Washington had better look before it leaps precipitately into a close embrace with Pakistan. After the Russians marched into Afghanistan, President Carter offered the Pakistanis some $400 million in aid over two years to shore up their defenses and economy. President Zia ul-Haq scornfully turned down the offer as "peanuts." Now comes word that the Reagan administration is considering an offer of $500 million in military and economic aid for one year -- twice as much. Would the peanuts now look like cashews?
It does seem odd that the administration would decide such a matter without knowing precisely what the Pakistani reaction would be. Logically US and Pakistani leaders would discuss the issue and the President would know in advance what Pakistan seeks and what kind of reception an aid offer would have. From press accounts, it does not appear that the administration is certain of Pakistan's position.
The annoncement of a possible aid program sends out a signal, of course, and this one is in keeping with the general Reagan policy of countering Soviet ambitions around the world more overtly and forcefully than in the past. And, concomitantly, harassing "friendly" governments less about their violations of human rights. Pakistan, with 85,000 troops now ensconced on its borders, is an obvious target of the new policy.

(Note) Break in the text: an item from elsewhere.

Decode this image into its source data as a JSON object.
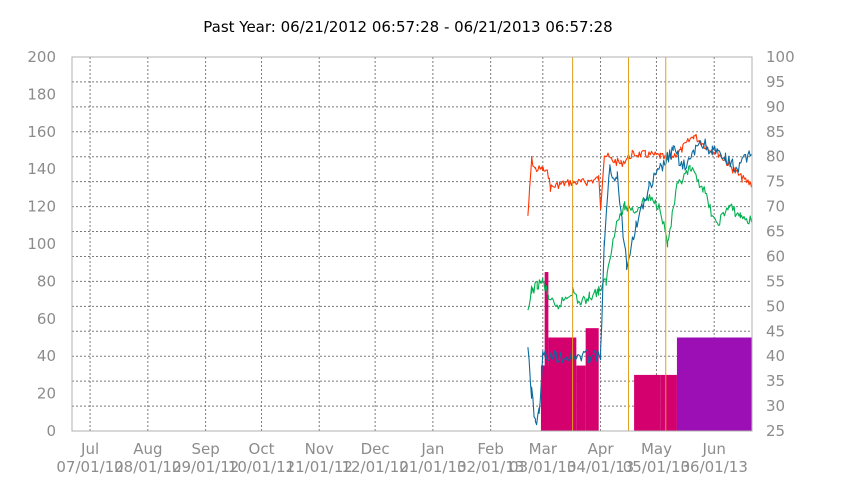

But the US, if it is not careful, risks getting sucked into a sticky situation from which it will later be difficult to extricate itself. Iran --gave the Shah -- was an object lesson. Pakistan, too, may be on the edge of revolutionary turmoil, and sidling up too closely to the present authoritarian government could prove unwise. General Zia is increasingly unpopular in his country. Opposition to his regime is spreading, demands for the lifting of martial law and free elections are growing. The government's efforts to restore traditional Islamic law have not won widespread support. In these circumstances of potential political unrest, extreme caution would seem to be the best course for US diplomacy.
There are, moreover, other straws in the wind. While the integrity of Pakistan is important to stability in the Persian Gulf and to the West's economic interests there, it makes more sense for the countries of the region to take the lead in bolstering their own security. Pakistan already has developed a close military relationship with Saudi Arabia, which may be giving the Pakistanis up to $1 billion in aid a year. This Saudi effort to develop a collective security arrangement deserves thoughtful consideration in Washington as an alternative to an (unwanted) heavy American presence in the area. All the more so since Pakistan itself is wary of too direct a tie with the United States.

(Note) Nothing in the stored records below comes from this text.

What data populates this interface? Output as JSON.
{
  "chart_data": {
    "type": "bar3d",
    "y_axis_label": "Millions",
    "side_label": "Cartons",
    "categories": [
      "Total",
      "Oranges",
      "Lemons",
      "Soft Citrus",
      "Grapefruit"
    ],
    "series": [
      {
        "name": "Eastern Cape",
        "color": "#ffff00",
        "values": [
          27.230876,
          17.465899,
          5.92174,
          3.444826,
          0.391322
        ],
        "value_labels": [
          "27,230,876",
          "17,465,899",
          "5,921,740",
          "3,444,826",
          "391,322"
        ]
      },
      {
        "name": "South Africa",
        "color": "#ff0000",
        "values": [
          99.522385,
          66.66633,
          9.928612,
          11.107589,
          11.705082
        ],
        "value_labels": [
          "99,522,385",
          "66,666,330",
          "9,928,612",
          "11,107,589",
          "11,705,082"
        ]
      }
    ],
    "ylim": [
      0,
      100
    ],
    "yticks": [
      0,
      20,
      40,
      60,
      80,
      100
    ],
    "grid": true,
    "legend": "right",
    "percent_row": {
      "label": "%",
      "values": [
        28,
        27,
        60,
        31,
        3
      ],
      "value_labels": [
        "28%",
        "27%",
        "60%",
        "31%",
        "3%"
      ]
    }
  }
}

Other questions, too, need to be taken into account -- Pakistan's effort to develop nuclear weapons (which, by US law, now bars American aid), its hostile relations with India, and the desirability of reaching some internationally negotiated agreement with the Soviet Union about its status in Afghanistan. These are all complex issues that call for careful scrutiny before plunging ahead and, as the saying goes, "throwing money at the problem." This is not to criticize the administration's effort to improve ties with Pakistan or to rule out measured assistance for the Zia government. But much more is at stake here than dollars.